Christie Gambrell (right), executive director of CWJC of Rusk County, visits with Sandra Jimenez, a CWJC participant who also serves as an aide to assist other women involved in the program. Jimenez emphasized that CWJC is “an amazing place to learn.” (WMU photo by Pam Henderson)

Diana Willis, one of the CWJC volunteer tutors committed to helping meet those needs, has 16 years of experience as a high school math teacher. Noting that many of the participants pursuing their GED needed help with math, she said, “I felt like I could make a little bit of a difference.

“I enjoy helping people learn something that they don’t know,” she added. “I feel like my spiritual gift is service and I feel like it’s a service to help someone improve their life and work toward their GED if they don’t have it. It’s just fulfilling to know that I’m helping somebody along that path.”

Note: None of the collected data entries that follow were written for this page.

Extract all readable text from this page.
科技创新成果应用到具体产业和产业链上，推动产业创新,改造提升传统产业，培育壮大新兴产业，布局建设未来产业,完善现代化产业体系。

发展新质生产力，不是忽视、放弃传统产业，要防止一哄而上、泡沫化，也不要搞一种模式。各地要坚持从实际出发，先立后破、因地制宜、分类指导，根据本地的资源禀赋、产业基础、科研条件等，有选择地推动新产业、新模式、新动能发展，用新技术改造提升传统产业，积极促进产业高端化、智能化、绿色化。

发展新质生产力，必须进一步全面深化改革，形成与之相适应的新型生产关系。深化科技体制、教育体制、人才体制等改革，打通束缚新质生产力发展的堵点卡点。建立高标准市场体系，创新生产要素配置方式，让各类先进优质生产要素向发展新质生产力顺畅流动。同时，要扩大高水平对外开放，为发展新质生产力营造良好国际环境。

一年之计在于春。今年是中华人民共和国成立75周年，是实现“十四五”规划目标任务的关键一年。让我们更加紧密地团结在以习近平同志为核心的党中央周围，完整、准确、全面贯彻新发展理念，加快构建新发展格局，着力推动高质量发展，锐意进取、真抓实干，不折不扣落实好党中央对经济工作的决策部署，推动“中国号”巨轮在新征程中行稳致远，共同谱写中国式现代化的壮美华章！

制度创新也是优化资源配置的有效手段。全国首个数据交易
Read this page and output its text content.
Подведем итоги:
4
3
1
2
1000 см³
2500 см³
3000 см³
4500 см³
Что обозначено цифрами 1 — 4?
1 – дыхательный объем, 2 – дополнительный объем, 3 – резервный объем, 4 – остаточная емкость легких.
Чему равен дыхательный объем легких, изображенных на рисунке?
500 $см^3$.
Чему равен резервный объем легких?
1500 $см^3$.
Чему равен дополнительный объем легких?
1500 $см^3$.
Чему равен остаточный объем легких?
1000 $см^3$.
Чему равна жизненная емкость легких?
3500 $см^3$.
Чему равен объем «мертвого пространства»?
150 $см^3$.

Citing CWJC of Rusk County’s practical impact in the lives of participants, Gambrell said she has seen many of the women go on to gain “a variety of jobs that make them feel like they’re women of worth.”

“It’s great to see them become someone that they didn’t think they could be,” she concluded. “It’s because somebody believed in them and somebody invested in their lives. That’s what Christian Women’s Job Corps is all about.”